More than 13 thousand passenger trains were in operation employing over 1.2 million Indians, and they got named based on their everyday operations. Duronto ‘the restless’, was one of the fastest trains in the country, Rajdhani ‘the capital’ connected state capitals and the national capital region of Delhi, while the Garib Rath ‘the poor man’s chariot’, was an economical alternative for long distance travel. Trains were essential to all Indians, regardless of whether they were cross-region, between cities or within a metropolis. Ordinary working expenses in financial year 2020 for the system amounted to more than 1.5 trillion Indian rupees.
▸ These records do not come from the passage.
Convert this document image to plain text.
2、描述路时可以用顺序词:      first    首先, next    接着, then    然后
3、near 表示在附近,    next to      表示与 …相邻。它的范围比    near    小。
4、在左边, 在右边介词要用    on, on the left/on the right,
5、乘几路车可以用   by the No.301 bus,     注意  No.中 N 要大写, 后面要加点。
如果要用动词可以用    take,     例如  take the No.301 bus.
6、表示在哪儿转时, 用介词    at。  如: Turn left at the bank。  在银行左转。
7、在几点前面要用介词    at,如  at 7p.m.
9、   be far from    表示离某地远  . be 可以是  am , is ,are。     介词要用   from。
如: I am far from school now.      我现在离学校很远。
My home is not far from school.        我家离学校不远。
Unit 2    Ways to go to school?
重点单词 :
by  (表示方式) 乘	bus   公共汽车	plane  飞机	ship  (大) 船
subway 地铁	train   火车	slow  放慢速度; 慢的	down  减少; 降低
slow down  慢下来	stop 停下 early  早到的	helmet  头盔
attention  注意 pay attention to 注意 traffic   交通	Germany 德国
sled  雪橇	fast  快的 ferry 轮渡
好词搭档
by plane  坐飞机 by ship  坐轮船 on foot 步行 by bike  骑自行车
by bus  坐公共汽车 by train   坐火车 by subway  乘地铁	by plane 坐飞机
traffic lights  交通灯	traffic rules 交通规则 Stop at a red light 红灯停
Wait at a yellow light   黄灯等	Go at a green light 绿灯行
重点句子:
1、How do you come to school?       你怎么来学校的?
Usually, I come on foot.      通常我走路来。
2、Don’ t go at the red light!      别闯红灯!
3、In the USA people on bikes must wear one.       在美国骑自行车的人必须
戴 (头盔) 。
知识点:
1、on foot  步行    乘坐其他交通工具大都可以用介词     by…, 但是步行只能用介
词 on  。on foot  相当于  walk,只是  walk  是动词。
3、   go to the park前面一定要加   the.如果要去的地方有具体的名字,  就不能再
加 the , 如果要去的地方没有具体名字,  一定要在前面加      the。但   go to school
The Gorakhpur Junction railway station had the world’s longest railway platform while the Ghum station with the Toy Train route was the highest station in India to be reached by a steam locomotive. The luxury train, Palace on Wheels became a major tourist attraction in Rajasthan due to its majestic experience. However, ageing infrastructure and the slow pace of new project execution were the major obstacles that India’s railway system encountered, comparing to its international counterparts.
With ‘Make in India’ as a catalyst in recent years, exports of a variety of railway components rose to about 240 million U.S. dollars in value. In 2017, a consignment of six metro coaches was exported to Australia. The southernmost continent also had the highest share in HS Code 86 exports from India. A big consignment of bogies was also ready to set sail to Brazil.
The system thrives on metros and monorails running within cities, raising investments of over 124 million dollars between 2018 to 2022. With developments of online ticketing system, free Wi-Fi, GPS-based passenger information, panoramic roofs and electrification, the Indian railways are set to provide high speed travel and a customer-oriented experience.